All's Well That Ends Well, or The Flip Side of the Auburn Curse
Surprise! surprise! surprise! - Gomer Pyle, Andy Griffith Show
The flip side of the Auburn Expectations Curse is that Auburn fans feel comfortable when not much is expected of them. Is this reasonable? First of all, we know this isn't reasonable because we almost only talk about it when we've been picked high.

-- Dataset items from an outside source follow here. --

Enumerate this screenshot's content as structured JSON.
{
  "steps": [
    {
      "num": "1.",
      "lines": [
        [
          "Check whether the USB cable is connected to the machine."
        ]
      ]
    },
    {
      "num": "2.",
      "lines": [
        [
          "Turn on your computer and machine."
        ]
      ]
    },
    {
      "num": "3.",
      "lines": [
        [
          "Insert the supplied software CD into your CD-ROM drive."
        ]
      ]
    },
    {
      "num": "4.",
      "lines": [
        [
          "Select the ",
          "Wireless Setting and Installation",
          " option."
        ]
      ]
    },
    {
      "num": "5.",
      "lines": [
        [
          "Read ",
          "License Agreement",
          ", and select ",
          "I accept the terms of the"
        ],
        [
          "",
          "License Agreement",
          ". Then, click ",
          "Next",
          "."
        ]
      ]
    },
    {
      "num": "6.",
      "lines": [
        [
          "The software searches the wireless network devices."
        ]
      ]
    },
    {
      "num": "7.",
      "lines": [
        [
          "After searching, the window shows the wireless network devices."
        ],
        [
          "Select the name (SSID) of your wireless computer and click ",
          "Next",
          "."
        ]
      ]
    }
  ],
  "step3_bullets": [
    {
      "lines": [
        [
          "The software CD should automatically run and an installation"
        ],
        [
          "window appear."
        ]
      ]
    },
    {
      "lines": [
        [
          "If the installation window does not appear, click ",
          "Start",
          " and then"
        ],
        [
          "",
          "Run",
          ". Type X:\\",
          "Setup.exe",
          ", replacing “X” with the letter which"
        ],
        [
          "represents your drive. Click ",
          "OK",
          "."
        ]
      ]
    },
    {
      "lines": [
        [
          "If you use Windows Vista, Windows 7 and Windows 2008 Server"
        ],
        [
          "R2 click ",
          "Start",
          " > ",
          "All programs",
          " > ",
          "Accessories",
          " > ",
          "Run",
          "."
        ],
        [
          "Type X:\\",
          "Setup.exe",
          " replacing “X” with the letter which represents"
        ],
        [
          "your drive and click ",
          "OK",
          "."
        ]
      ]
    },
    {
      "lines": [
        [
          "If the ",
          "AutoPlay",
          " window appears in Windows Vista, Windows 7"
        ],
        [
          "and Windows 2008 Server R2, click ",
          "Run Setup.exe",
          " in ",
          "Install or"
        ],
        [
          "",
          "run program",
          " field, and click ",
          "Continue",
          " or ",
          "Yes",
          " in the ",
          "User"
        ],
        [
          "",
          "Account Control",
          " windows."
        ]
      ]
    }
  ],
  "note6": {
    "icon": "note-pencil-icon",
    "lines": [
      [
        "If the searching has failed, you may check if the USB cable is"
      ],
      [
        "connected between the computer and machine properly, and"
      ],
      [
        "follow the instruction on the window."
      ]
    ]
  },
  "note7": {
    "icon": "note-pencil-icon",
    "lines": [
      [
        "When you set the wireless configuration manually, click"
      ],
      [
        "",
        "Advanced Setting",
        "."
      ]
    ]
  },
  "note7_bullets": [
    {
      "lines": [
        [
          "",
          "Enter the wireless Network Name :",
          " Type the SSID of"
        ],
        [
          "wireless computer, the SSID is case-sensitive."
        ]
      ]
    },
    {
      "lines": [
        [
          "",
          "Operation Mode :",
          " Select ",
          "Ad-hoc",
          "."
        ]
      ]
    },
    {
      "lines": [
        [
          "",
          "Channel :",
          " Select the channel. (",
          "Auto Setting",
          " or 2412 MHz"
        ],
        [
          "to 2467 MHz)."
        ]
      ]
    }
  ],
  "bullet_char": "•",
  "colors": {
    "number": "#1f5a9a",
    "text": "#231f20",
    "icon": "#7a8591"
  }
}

But just for conversation, let's look at where Auburn started in seasons where we finished in the top 10.
Auburn has finished in the top 10 17 times, twice more than it has been included in the preseason top 10. Those years are 1955, '57, '58, '63, '72, '74, '83, '86, '87, '88, '89, '93, '94, 2004, '06, '10, and '13. We know from above that six of these teams were preseason top 10.

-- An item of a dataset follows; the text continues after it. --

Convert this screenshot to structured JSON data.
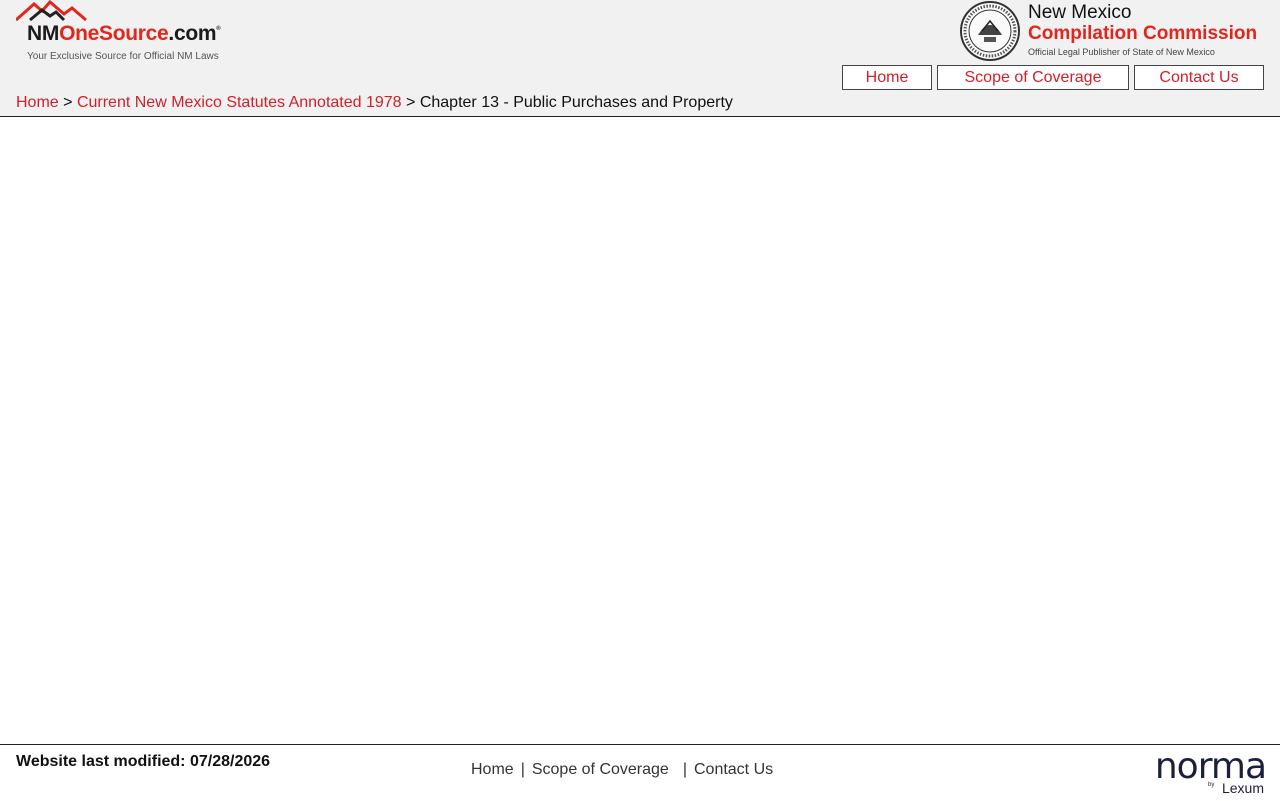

Auburn has come from receiving no votes in the preseason to the top 10 five times. 1963, '72, '74, '93, and 2013. All of these were magical seasons which deserve their own article. That leaves six more seasons where Auburn was expected to be good but wound up in the top 10 in the final poll. It appears then, that greatness finds Auburn in its own time whether we're looking for it or not.
What does this mean for 2015?
"Men at some time are masters of their fates: The fault, dear Brutus, is not in our stars, but in ourselves" William Shakespeare, Julius Caesar
Nothing. Absolutely nothing. There is no curse. It's up to this team to "wrassle with them angels" themselves. If Jeremy Johnson, Jovon Robinson, or Duke Williams wants a 10' statue of themselves in front of the student entrance, they have to erect it for themselves, one yard at a time. If Avery Young wants to be mentioned in the same sentence with Ed King and Zeke Smith, he has to put his hand in the dirt and take it from the man across from him eighty times a Saturday for fifteen weeks.

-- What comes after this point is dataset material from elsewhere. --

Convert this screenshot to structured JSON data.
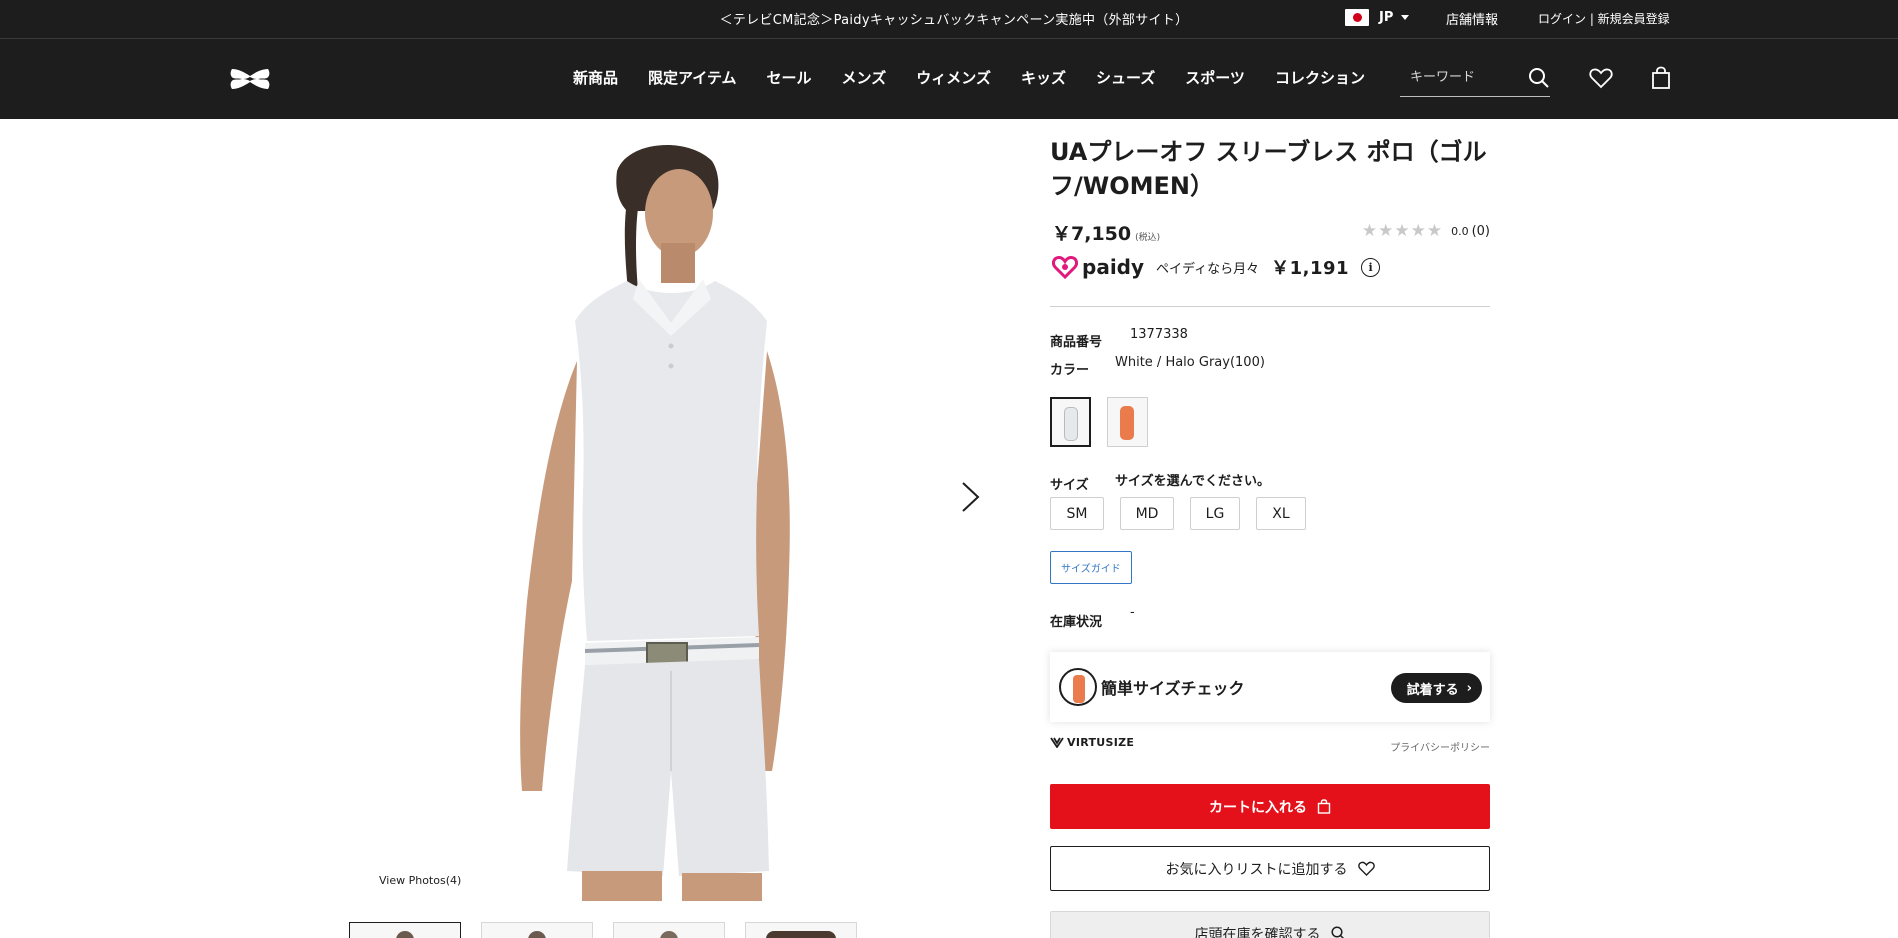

When the NCAA announced Auburn's probation before the 1993 season, Stan White, Willie Whitehead, and others announced to the media that in the absence of a bowl, Auburn was focused on going 11-0. That team found its chemistry and strength in each other and did just that. This team is more talented than that 1993 team. If they can find their chemistry early, they have the opportunity to be truly special.
History is knocking. It remains to be seen if the Tigers will open the door.